Utenti consapevoli o zombie che non sanno distinguere una notizia da una fake news? I nativi digitali non esistono. E’ il titolo e il nucleo del libro del ricercatore di pedagogia Cosimo Di Bari, che sottolinea come sia “la tecnologia a essere geniale” e che “quel bimbo di oggi è identico a un suo coetaneo di cento anni fa” e “non ha una maggiore propensione verso gli schermi, non è tecnologicamente più portato né più versatile, tantomeno ha subito cambiamenti a livello neurologico”.

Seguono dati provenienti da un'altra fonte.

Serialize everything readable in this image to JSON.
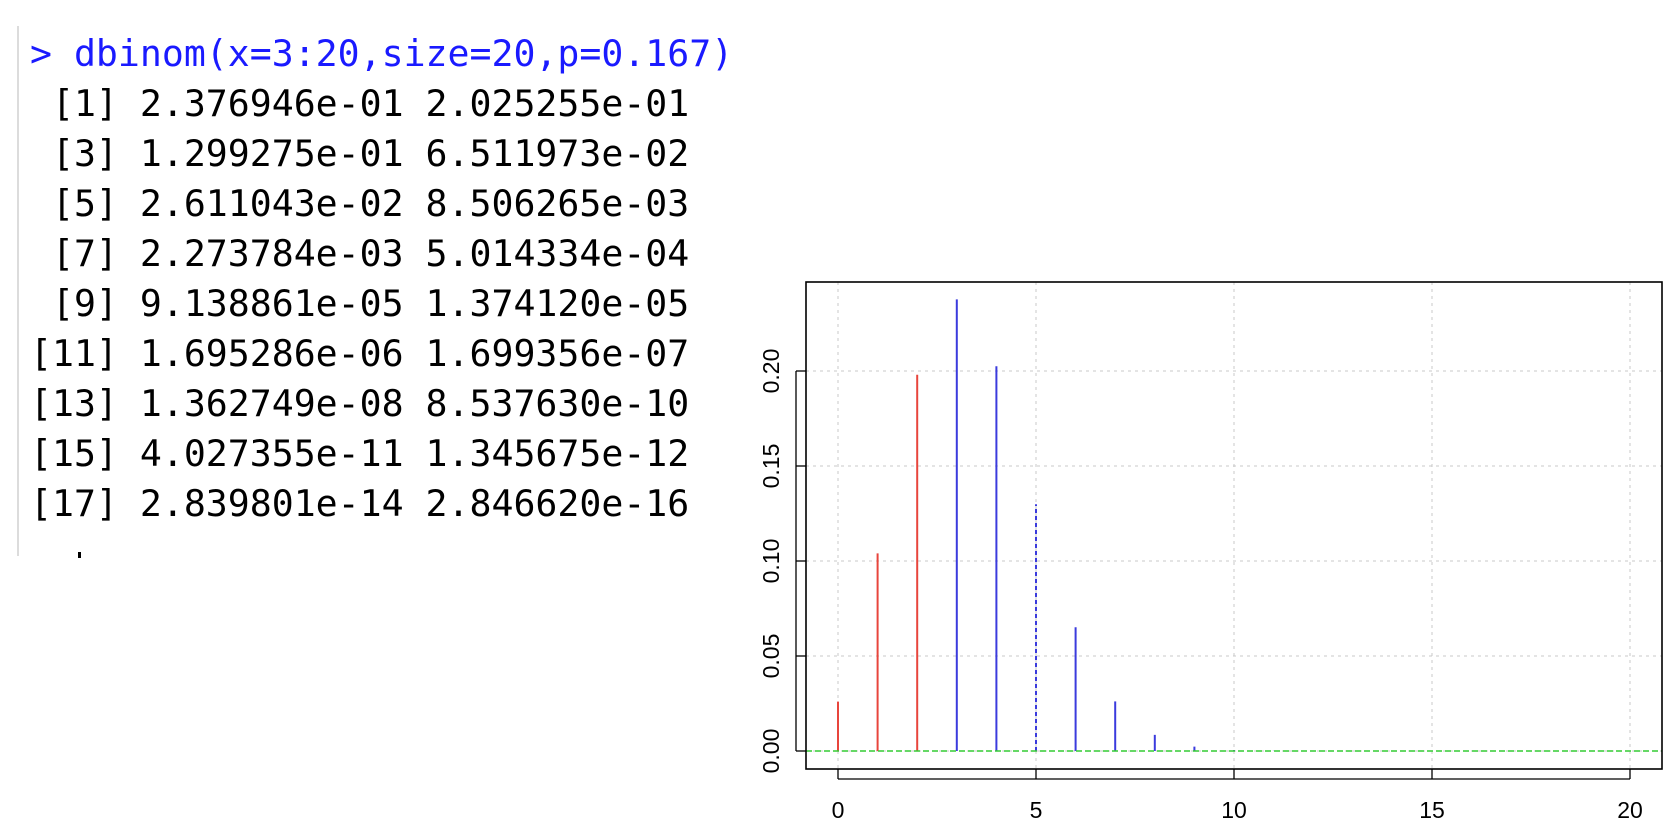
{
  "console": {
    "command": "> dbinom(x=3:20,size=20,p=0.167)",
    "output": [
      " [1] 2.376946e-01 2.025255e-01",
      " [3] 1.299275e-01 6.511973e-02",
      " [5] 2.611043e-02 8.506265e-03",
      " [7] 2.273784e-03 5.014334e-04",
      " [9] 9.138861e-05 1.374120e-05",
      "[11] 1.695286e-06 1.699356e-07",
      "[13] 1.362749e-08 8.537630e-10",
      "[15] 4.027355e-11 1.345675e-12",
      "[17] 2.839801e-14 2.846620e-16"
    ]
  },
  "colors": {
    "command": "#1a1aff",
    "lower_bars": "#e8453c",
    "upper_bars": "#3b3bdd",
    "baseline": "#33cc33",
    "title": "#1a5cff"
  },
  "chart_data": {
    "type": "bar",
    "title": "",
    "xlabel": "",
    "ylabel": "",
    "xlim": [
      0,
      20
    ],
    "ylim": [
      0,
      0.25
    ],
    "xticks": [
      "0",
      "5",
      "10",
      "15",
      "20"
    ],
    "yticks": [
      "0.00",
      "0.05",
      "0.10",
      "0.15",
      "0.20"
    ],
    "grid": true,
    "x": [
      0,
      1,
      2,
      3,
      4,
      5,
      6,
      7,
      8,
      9,
      10,
      11,
      12,
      13,
      14,
      15,
      16,
      17,
      18,
      19,
      20
    ],
    "values": [
      0.026,
      0.104,
      0.198,
      0.2377,
      0.2025,
      0.1299,
      0.0651,
      0.0261,
      0.0085,
      0.0023,
      0.0005,
      0.0001,
      0.0,
      0.0,
      0.0,
      0.0,
      0.0,
      0.0,
      0.0,
      0.0,
      0.0
    ],
    "series_colors": [
      "#e8453c",
      "#e8453c",
      "#e8453c",
      "#3b3bdd",
      "#3b3bdd",
      "#3b3bdd",
      "#3b3bdd",
      "#3b3bdd",
      "#3b3bdd",
      "#3b3bdd",
      "#3b3bdd",
      "#3b3bdd",
      "#3b3bdd",
      "#3b3bdd",
      "#3b3bdd",
      "#3b3bdd",
      "#3b3bdd",
      "#3b3bdd",
      "#3b3bdd",
      "#3b3bdd",
      "#3b3bdd"
    ],
    "dashed_index": 5
  }
}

Alessio Lana ne parla in un articolo sul “Il Corriere della Sera” e, sempre citando, Di Bari afferma che “ciò che è cambiato davvero tra un bimbo di oggi e uno di cent’anni fa sono i genitori e il mondo che ha intorno” con “schermi ovunque: tv, computer, tablet o smartphone”. “Aggregando i dati provenienti da diverse fonti – scrive – si scopre che oggi il 35% dei bambini di età inferiore ai 2 anni usa tablet o smartphone per vedere video online. Nel 2013 erano solo il 10%”. Eppure fino ai sei mesi tali strumenti dovrebbero essere vietati “perché portano a estraniarsi dal contesto in cui si vive e abituano prestissimo a esserne dipendenti”.

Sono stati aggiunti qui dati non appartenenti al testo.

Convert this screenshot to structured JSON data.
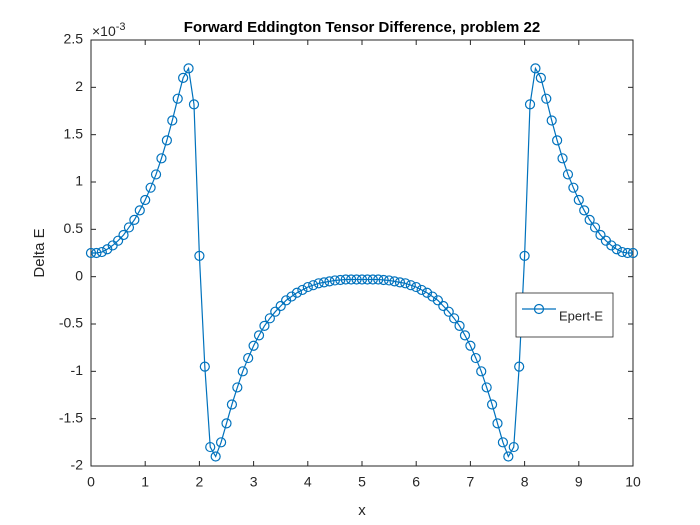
{
  "chart_data": {
    "type": "line",
    "title": "Forward Eddington Tensor Difference, problem 22",
    "x_label": "x",
    "y_label": "Delta E",
    "y_multiplier_base": "×10",
    "y_multiplier_exponent": "-3",
    "xlim": [
      0,
      10
    ],
    "xticks": [
      0,
      1,
      2,
      3,
      4,
      5,
      6,
      7,
      8,
      9,
      10
    ],
    "ylim": [
      -2,
      2.5
    ],
    "yticks": [
      -2,
      -1.5,
      -1,
      -0.5,
      0,
      0.5,
      1,
      1.5,
      2,
      2.5
    ],
    "legend_position": "east",
    "box": true,
    "series": [
      {
        "name": "Epert-E",
        "color": "#0072bd",
        "marker": "circle",
        "x": [
          0,
          0.1,
          0.2,
          0.3,
          0.4,
          0.5,
          0.6,
          0.7,
          0.8,
          0.9,
          1,
          1.1,
          1.2,
          1.3,
          1.4,
          1.5,
          1.6,
          1.7,
          1.8,
          1.9,
          2,
          2.1,
          2.2,
          2.3,
          2.4,
          2.5,
          2.6,
          2.7,
          2.8,
          2.9,
          3,
          3.1,
          3.2,
          3.3,
          3.4,
          3.5,
          3.6,
          3.7,
          3.8,
          3.9,
          4,
          4.1,
          4.2,
          4.3,
          4.4,
          4.5,
          4.6,
          4.7,
          4.8,
          4.9,
          5,
          5.1,
          5.2,
          5.3,
          5.4,
          5.5,
          5.6,
          5.7,
          5.8,
          5.9,
          6,
          6.1,
          6.2,
          6.3,
          6.4,
          6.5,
          6.6,
          6.7,
          6.8,
          6.9,
          7,
          7.1,
          7.2,
          7.3,
          7.4,
          7.5,
          7.6,
          7.7,
          7.8,
          7.9,
          8,
          8.1,
          8.2,
          8.3,
          8.4,
          8.5,
          8.6,
          8.7,
          8.8,
          8.9,
          9,
          9.1,
          9.2,
          9.3,
          9.4,
          9.5,
          9.6,
          9.7,
          9.8,
          9.9,
          10
        ],
        "values": [
          0.25,
          0.25,
          0.26,
          0.29,
          0.33,
          0.38,
          0.44,
          0.52,
          0.6,
          0.7,
          0.81,
          0.94,
          1.08,
          1.25,
          1.44,
          1.65,
          1.88,
          2.1,
          2.2,
          1.82,
          0.22,
          -0.95,
          -1.8,
          -1.9,
          -1.75,
          -1.55,
          -1.35,
          -1.17,
          -1.0,
          -0.86,
          -0.73,
          -0.62,
          -0.52,
          -0.44,
          -0.37,
          -0.31,
          -0.25,
          -0.21,
          -0.17,
          -0.14,
          -0.11,
          -0.09,
          -0.07,
          -0.06,
          -0.05,
          -0.04,
          -0.035,
          -0.03,
          -0.03,
          -0.03,
          -0.03,
          -0.03,
          -0.03,
          -0.03,
          -0.035,
          -0.04,
          -0.05,
          -0.06,
          -0.07,
          -0.09,
          -0.11,
          -0.14,
          -0.17,
          -0.21,
          -0.25,
          -0.31,
          -0.37,
          -0.44,
          -0.52,
          -0.62,
          -0.73,
          -0.86,
          -1.0,
          -1.17,
          -1.35,
          -1.55,
          -1.75,
          -1.9,
          -1.8,
          -0.95,
          0.22,
          1.82,
          2.2,
          2.1,
          1.88,
          1.65,
          1.44,
          1.25,
          1.08,
          0.94,
          0.81,
          0.7,
          0.6,
          0.52,
          0.44,
          0.38,
          0.33,
          0.29,
          0.26,
          0.25,
          0.25
        ]
      }
    ]
  }
}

Secondo Di Bari l’età ideale per iniziare a maneggiare dispositivi digitali è intorno ai due anni, Ma come creare utenti consapevoli, che sanno staccarsi dallo schermo e volgere lo sguardo altrove, e non zombie che non sapranno neanche distinguere una notizia da una fake news (più del 55% dei ragazzi tra 10-18 anni cade nella disinformazione digitale)? Per Di Bari usare gli schemi come tate digitali è deleterio ma anche essere troppo invasivi è sbagliato. “Si deve sorvegliare ma non spiare: possiamo guardare il cartone con nostro figlio senza chiedergli ogni volta cosa sta dicendo o facendo il tal personaggio. Poi, quando è finito, discuterne e pensare ad attività concrete collegate a esso”.

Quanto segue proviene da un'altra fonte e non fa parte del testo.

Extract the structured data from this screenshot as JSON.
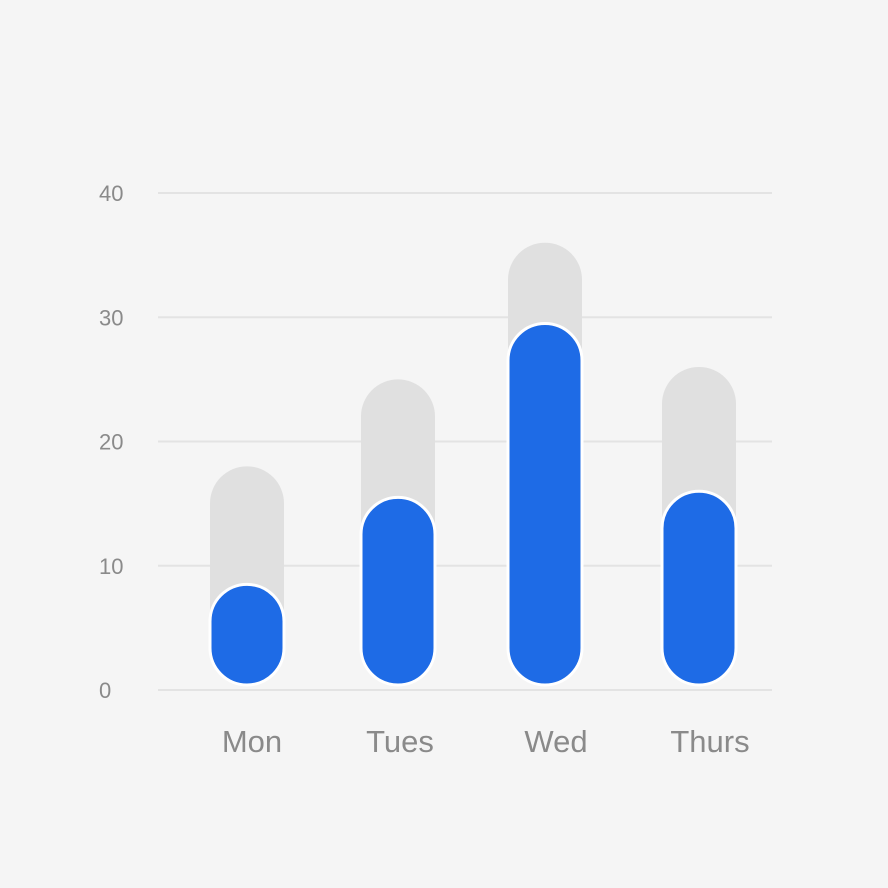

Per portarli a essere competenti, un’altra attività consigliata da Di Bari è “incoraggiare a usare la fotocamera, magari mentre si è in natura, spiegandogli cosa accade quando si preme il tasto di scatto, come cambia il mondo a seconda dell’inquadratura e come il digitale si possa integrare con l’analogico. Poi a casa, rivedere e commentare le sue opere sullo schermo per rileggere l’esperienza vissuta”.